A month ago, I did two things for the first time in my tabletop role-playing career. The first thing was to organise a campaign that will be played entirely online (well, except for our next session). The other thing was to start playing the Song of Ice and Fire RPG (SIFRP) by Green Ronin. I can say that both of these ideas were good ones, and I am especially surprised by the system presented in SIFRP. Today, I want to share my enthusiasm with you and give you three reasons for trying a game in Westeros.
Reason #1 – You don’t create characters, you create a house
Alright, that is a lie. Sure, every player still creates a character, but before you get to that, the entire group creates a House. Anyone familiar with Martin’s world knows that the Houses of Westeros play an important role in the daily life and politics, and it was a great idea to give players the chance to create their own. Through a series of dice rolls and choices, the group will give birth to a minor House, loyal to one of the famous major Houses. During their adventures, the player characters will influence the destiny of their House, and will hopefully uplift it.
The House system includes rules for the management of the House and “House Fortunes”, which can be positive or negative. Players and their characters will have to decide where to take their House, and what role it will play in the Game of Thrones. It is intriguing and a nice distraction from the regular adventures and politics, and that can never be a bad thing!
Reason #2 – Combat is fast and deadly
I love Exalted. I do. I think that Exalted is one of the best games that I have ever played. But you know what I seriously hate about it? Goddamn combat. Why? Because it takes ages, and since every competent fighter is some demi-godly superhero, combat drags on and on until someone has run out of their supernatural fuel and is brutally murdered by the equivalent of a human nuclear bomb. Gosh, I hate it.

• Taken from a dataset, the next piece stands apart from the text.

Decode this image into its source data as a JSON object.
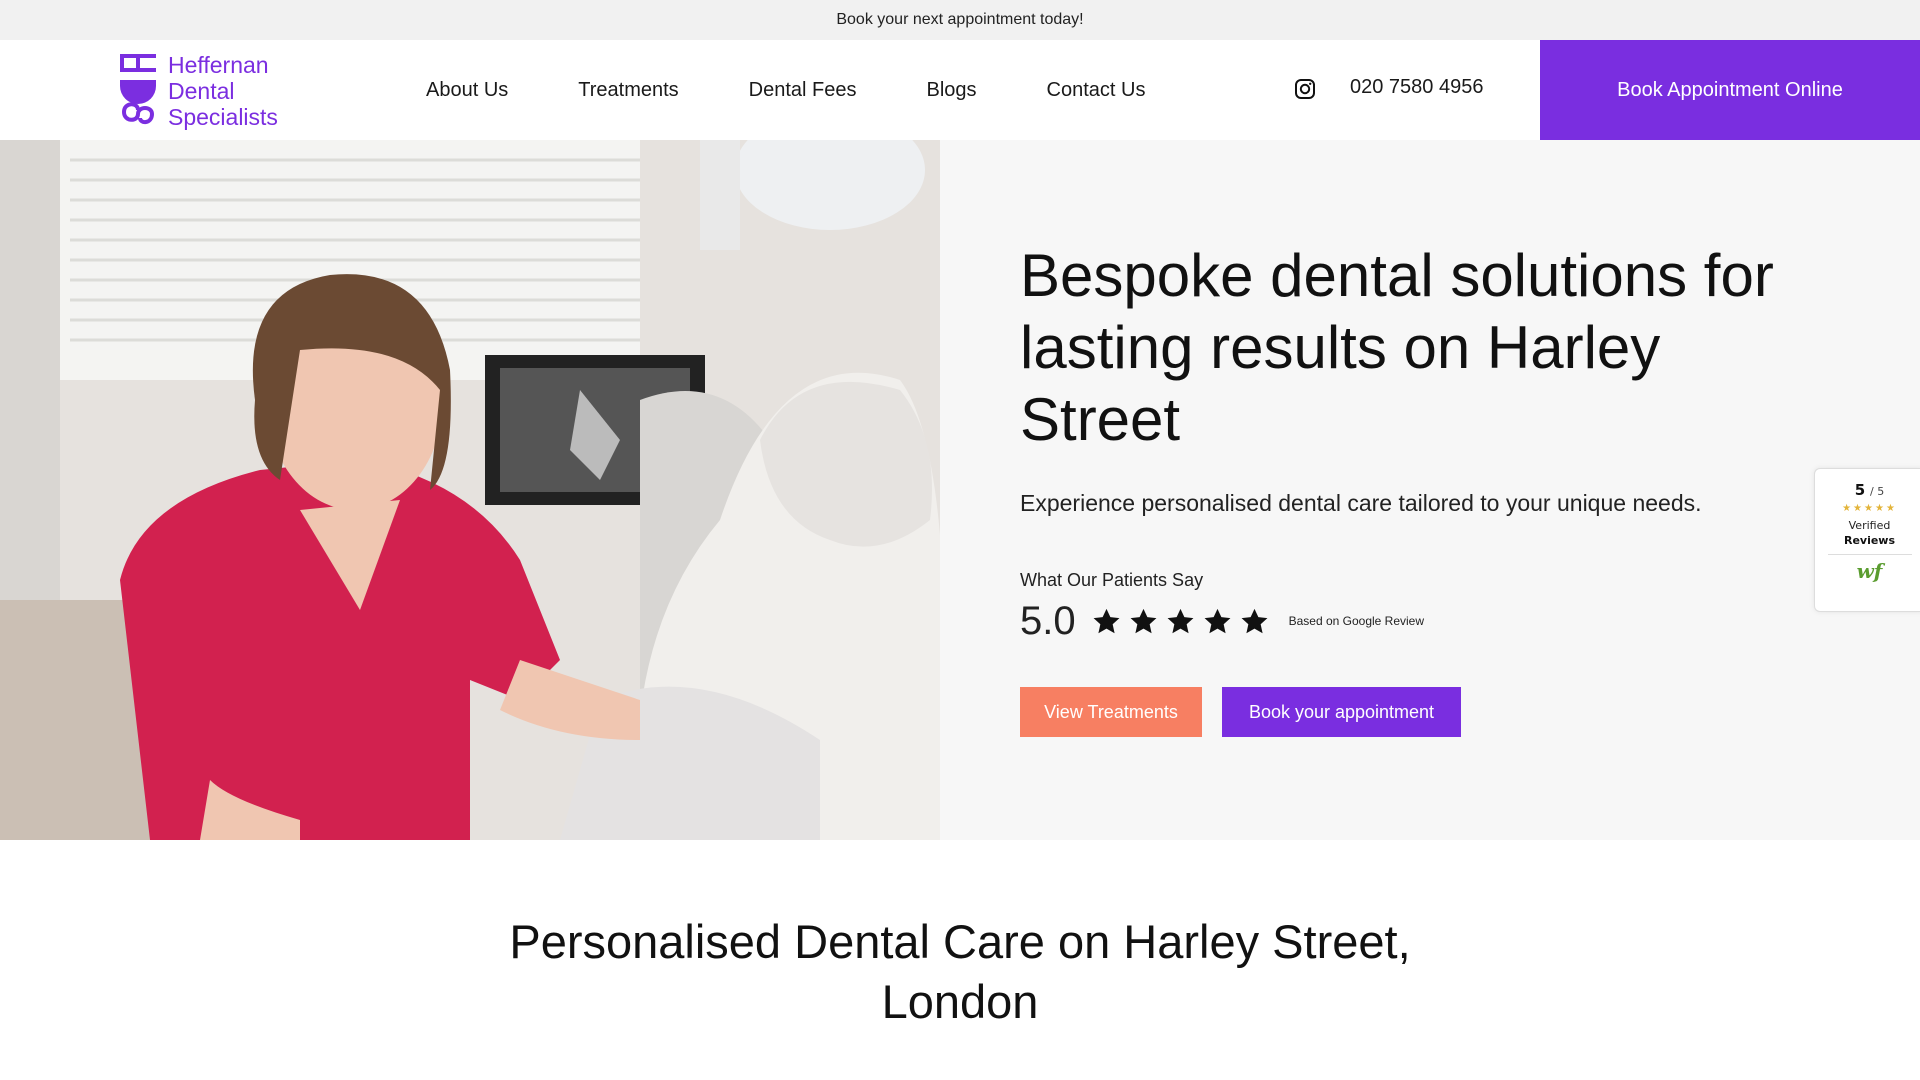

In SIFRP, combat is the exact opposite. It is fast and deadly, often done in just a few rounds. As long as a character has some competence, fights will be dramatic and exciting, yet short because of the high damage and low health points. The only problem it has is shown when two equal fighters meet each other. Then it can become the boring back-and-forth I despise so much about Exalted. However, as long as you as a GM know your PC’s, and throw the right enemies in them, combat is just a delight in SIFRP.
Reason #3 – It’s Westeros, damn it
Unless you have been living under a rock for the past two years, you will know that the HBO show of Martin’s books has caused his fan base to grow by a gazillion percent. Everyone loves or hates Game of Thrones, but every geek on the planet now has an opinion about it.
I am not trying to say that you should play SIFRP because Westeros is all cool and mainstream now. No, what I am trying to say is that you should give the setting a spin because there is more source material now than ever before. Next to the books and source books by Green Ronin, you have two seasons of a marvelous TV show to refer to and use for your players to learn the setting. It is easier than ever before to discover the thrilling world of Westeros, and to create your own tales in it.
So, if you are still looking for a Christmas present for a fellow gamer, you could do worse than to buy him or her a copy of this game. Tell them that winter is coming, and what better to do during the Long Night than to roll some six-sided dice and pretend you are a knight?